Risks to children’s long-term development

But one of the study’s most worrying findings is that 60% of children continue to be exposed to hostile and violent behaviour at home and in the community. “This number remained consistent over time and breaking these behavioural patterns require dedicated interventions such as improving knowledge and skills of caregivers, family and the broader community. We also need to see greater responsiveness from the South African Police Service,” says Patel.

But most concerning was that children’s material well-being was compromised during the pandemic and it has not recovered. Only 16% of caregivers were employed full-time in 2022, compared with 20% in 2020. Unemployment remained stubbornly high at 63% in 2022. As a result, 60% of families are unable to save, 42% of families struggle to pay their debts and 33% don’t have money to buy things they need.

An important element of the study was tracking the number of participants who received social grants. The researchers found that social grants played a crucial role in mitigating the financial constraints facing these households. 85% of the participants received the Child Support Grant and 40% of caregivers received the Social Relief of Distress Grant.

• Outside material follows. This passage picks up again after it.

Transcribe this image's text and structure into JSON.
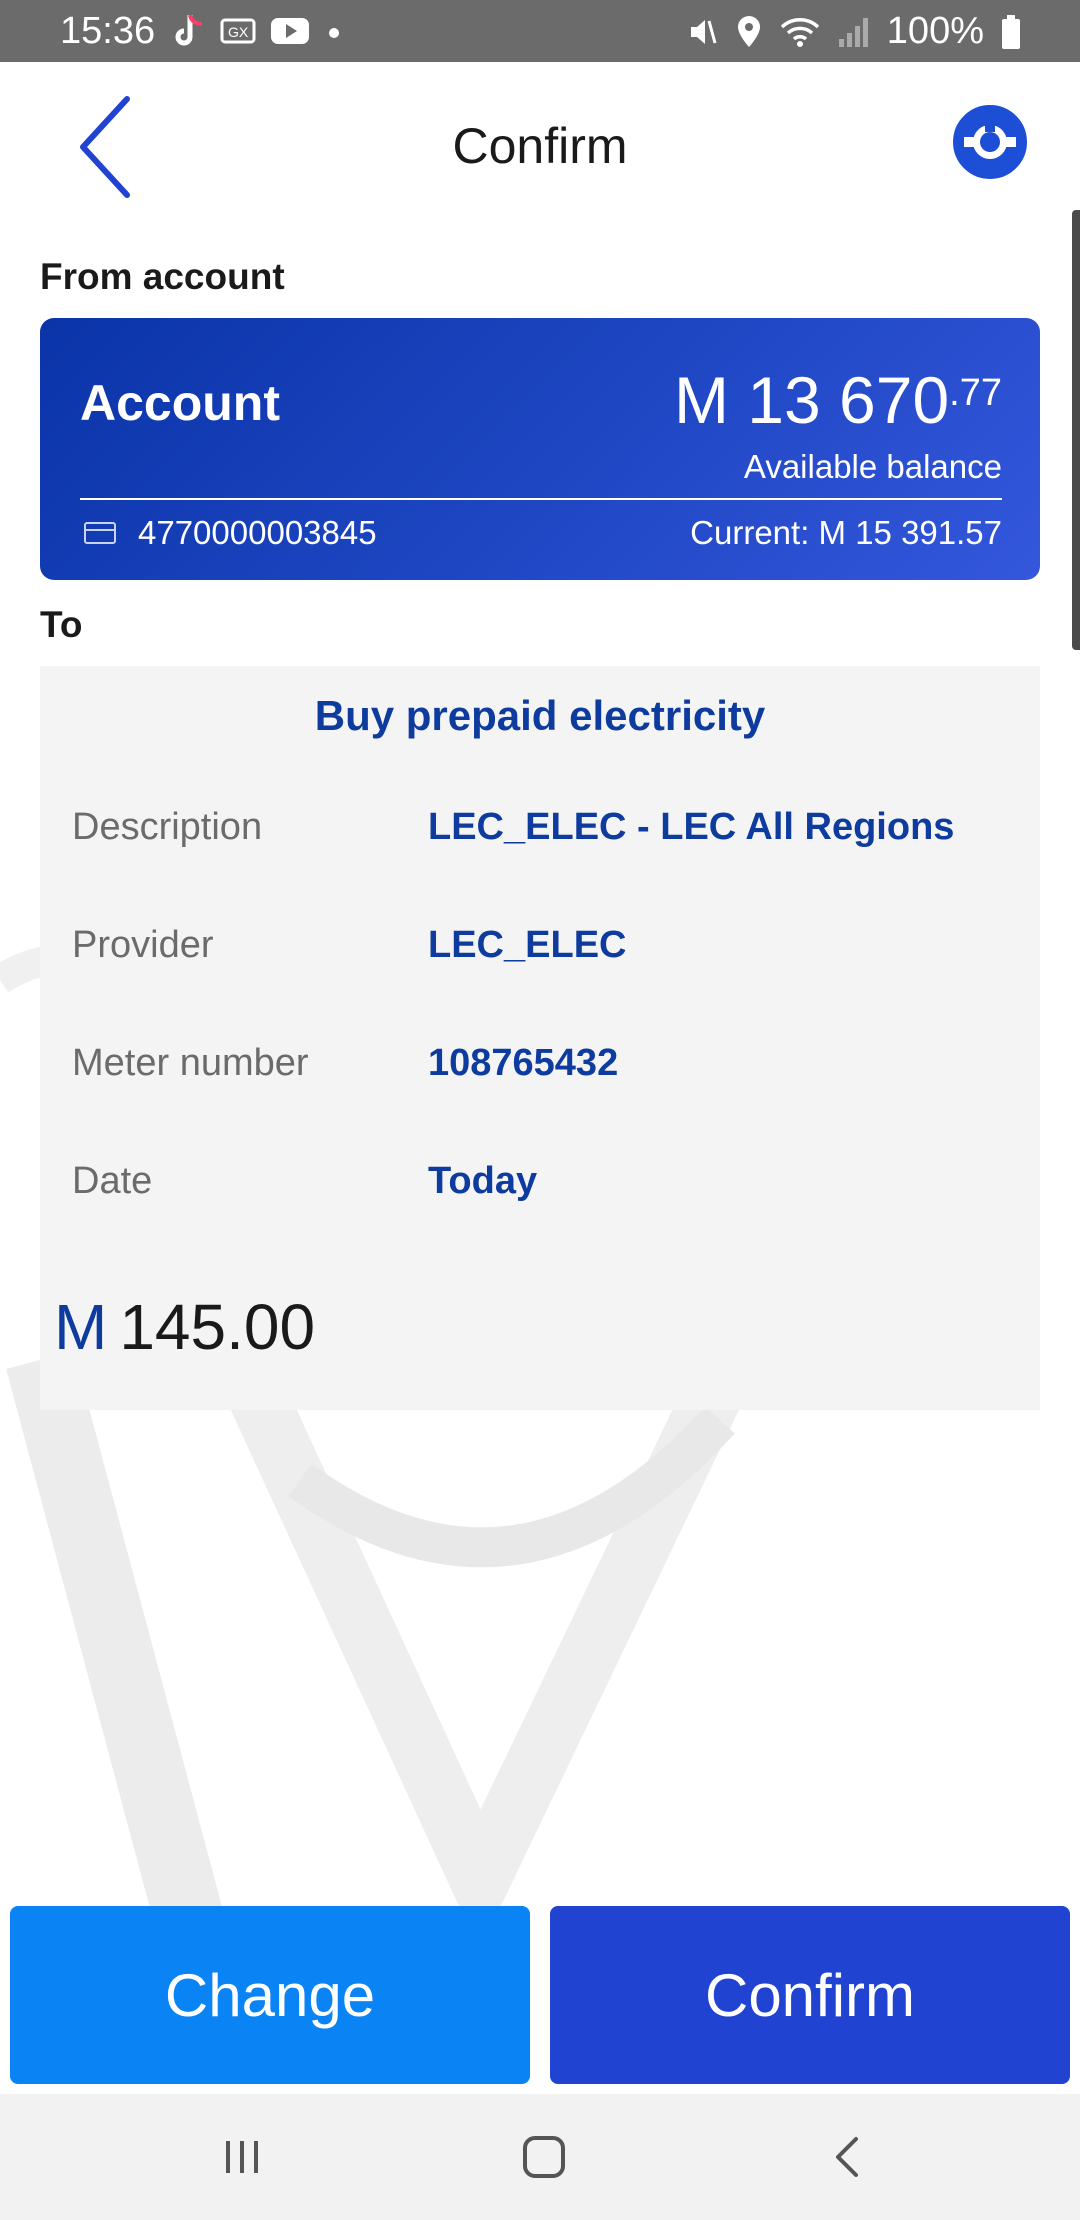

“We saw that social grants cushioned the economic shock of the pandemic, but because grant values were low 33% of households do not having sufficient money to buy the things that they need. This indicates that there is a need to review the value of the CSG and bringing it closer to the food poverty line,” Prof Patel says.

What are the implications of this research?

“What this study demonstrates, is the importance of monitoring the multi-dimensional wellbeing of children and their families. It goes a long way to identifying the priority needs and difficulties that need to be addressed; it also flags the problems that fall within the mandate of different government departments to address, possibly in collaboration with other non-governmental agencies,” Prof Patel says.

Levels of child vulnerability are very high, and the system of support is fragile and precarious – 60% of children face economic risks to their well-being and 62% face risks to their safety, protection and care.

“Our research shows that if we want to protect the well-being of our children and enable them to thrive, we need to provide both social grants and social support services. South Africa is facing a deepening economic crisis. I believe our research provides important pointers to help make informed and carefully considered decisions that could improve child well-being outcomes,” says Prof Patel.